What is a streaming protocol?
A streaming protocol is a standardized method for delivering multimedia (audio and video) over the internet. These protocols define how data travels from source to destination, including aspects such as data compression, delivery, decompression, and display. Streaming protocols are designed to handle the unique demands of transmitting large amounts of multimedia data in real time.
Here are a few common streaming protocols:
1. HLS (HTTP Live Streaming): Developed by Apple, this protocol breaks down the stream into small HTTP-based file downloads, each downloading one short chunk of an overall potentially unbounded transport stream.
2. MPEG-DASH (Dynamic Adaptive Streaming over HTTP): An adaptive bitrate streaming protocol that enables high quality streaming of media content over the internet delivered from conventional HTTP web servers.

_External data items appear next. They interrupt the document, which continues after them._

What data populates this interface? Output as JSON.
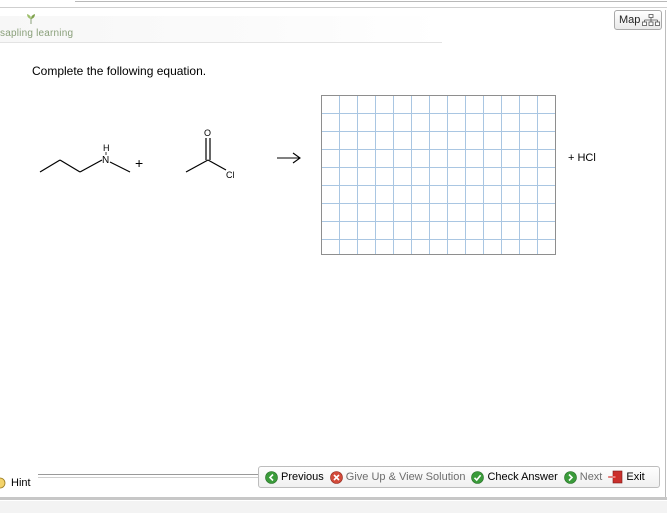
{
  "header": {
    "logo_text": "sapling learning",
    "map_label": "Map"
  },
  "question": {
    "prompt": "Complete the following equation.",
    "plus": "+",
    "arrow": "→",
    "product_extra": "+ HCl",
    "atoms": {
      "hydrogen": "H",
      "nitrogen": "N",
      "oxygen": "O",
      "chlorine": "Cl"
    }
  },
  "footer": {
    "hint_label": "Hint",
    "nav": [
      {
        "label": "Previous"
      },
      {
        "label": "Give Up & View Solution"
      },
      {
        "label": "Check Answer"
      },
      {
        "label": "Next"
      },
      {
        "label": "Exit"
      }
    ]
  },
  "colors": {
    "grid_line": "#a9c6e2",
    "logo_green": "#8aa07a",
    "previous_icon": "#3a9b3a",
    "give_up_icon": "#d24a3a",
    "check_icon": "#3a9b3a",
    "next_icon": "#3a9b3a",
    "exit_icon": "#c9302c"
  }
}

3. RTMP (Real-Time Messaging Protocol): Developed by Macromedia (now Adobe), RTMP is primarily used for live streaming, as it has low latency but requires a continuous connection between the client and the server.
4. WebRTC (Web Real-Time Communications): An open-source project that provides browsers and mobile applications with real-time communication via simple APIs.
5. RTSP (Real-Time Streaming Protocol): A network control protocol designed for use in entertainment and communications systems to control streaming media servers. It's often used in conjunction with RTP and RTCP for media stream delivery.
6. Smooth Streaming: A hybrid media delivery method developed by Microsoft, used for streaming media content over HTTP.
These protocols play a critical role in ensuring the content is delivered smoothly and can adapt to different network conditions and device capabilities. For instance, they can dynamically adjust the quality of a video stream in real time, according to the viewer's network and playback conditions (known as Adaptive Bitrate Streaming or ABR).